Ich möchte an dieser Stelle noch mal ganz herzlich allen Vertreterinnen unserer Landesregierung danken, die Thüringen ebenfalls in den Lebensrealitäten haben ankommen lassen und die diese Bundesratsinitiative tatkräftig unterstützt haben. Nun liegt es aber an den Abgeordneten des Bundestags – und das wissen wir auch –, die Ehe für alle endlich auch in Deutschland Wirklichkeit werden zu lassen. Ich sage ganz deutlich – Diana Lehmann hat die Länder eben schon aufgezählt –, lasst uns von Irland, von Brasilien, von Frankreich lernen, denn es geht um die Liebe.

Liebe Kollegen aus der Union, trauen Sie sich doch einfach Ja zu sagen, Ja zur Ehe für alle, damit sich auch endlich all diejenigen trauen können, die das wollen.

(Beifall DIE LINKE, BÜNDNIS 90/DIE GRÜ- NEN)

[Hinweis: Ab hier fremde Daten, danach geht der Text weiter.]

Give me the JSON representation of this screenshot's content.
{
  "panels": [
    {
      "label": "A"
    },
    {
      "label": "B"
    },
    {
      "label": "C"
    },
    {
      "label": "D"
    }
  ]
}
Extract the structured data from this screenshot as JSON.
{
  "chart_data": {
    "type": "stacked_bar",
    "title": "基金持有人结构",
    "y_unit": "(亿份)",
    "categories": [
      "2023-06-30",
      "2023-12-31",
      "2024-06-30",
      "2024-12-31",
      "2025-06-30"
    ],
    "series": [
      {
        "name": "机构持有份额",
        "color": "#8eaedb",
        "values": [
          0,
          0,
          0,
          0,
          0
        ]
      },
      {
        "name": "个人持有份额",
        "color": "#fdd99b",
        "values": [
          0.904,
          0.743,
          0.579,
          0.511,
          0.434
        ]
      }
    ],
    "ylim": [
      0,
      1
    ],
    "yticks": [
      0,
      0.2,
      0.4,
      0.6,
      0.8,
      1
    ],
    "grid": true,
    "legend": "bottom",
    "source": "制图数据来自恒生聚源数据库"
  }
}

Genau darum geht es. Es geht natürlich um eine Ehe, um ein Lebensbündnis auf Augenhöhe von erwachsenen Menschen, die sich bewusst dafür entscheiden.

(Zwischenruf Abg. Zippel, CDU: Das geht doch jetzt schon!)

Ich sage aber auch, alles andere als die volle rechtliche Gleichstellung von Menschen, die nicht heterosexuell lieben und Verantwortung für und miteinander übernehmen wollen, ist Diskriminierung, meine sehr geehrten Damen und Herren. Diese Diskriminierung findet heute tagtäglich statt. Wir wollen damit endlich Schluss machen.

(Zwischenruf Abg. Zippel, CDU: Das diskrimi- niert die Ehe!)

Ich diskriminiere die Ehe ganz bestimmt nicht, ich bin sogar glücklich verheiratet, kann ich Ihnen versichern.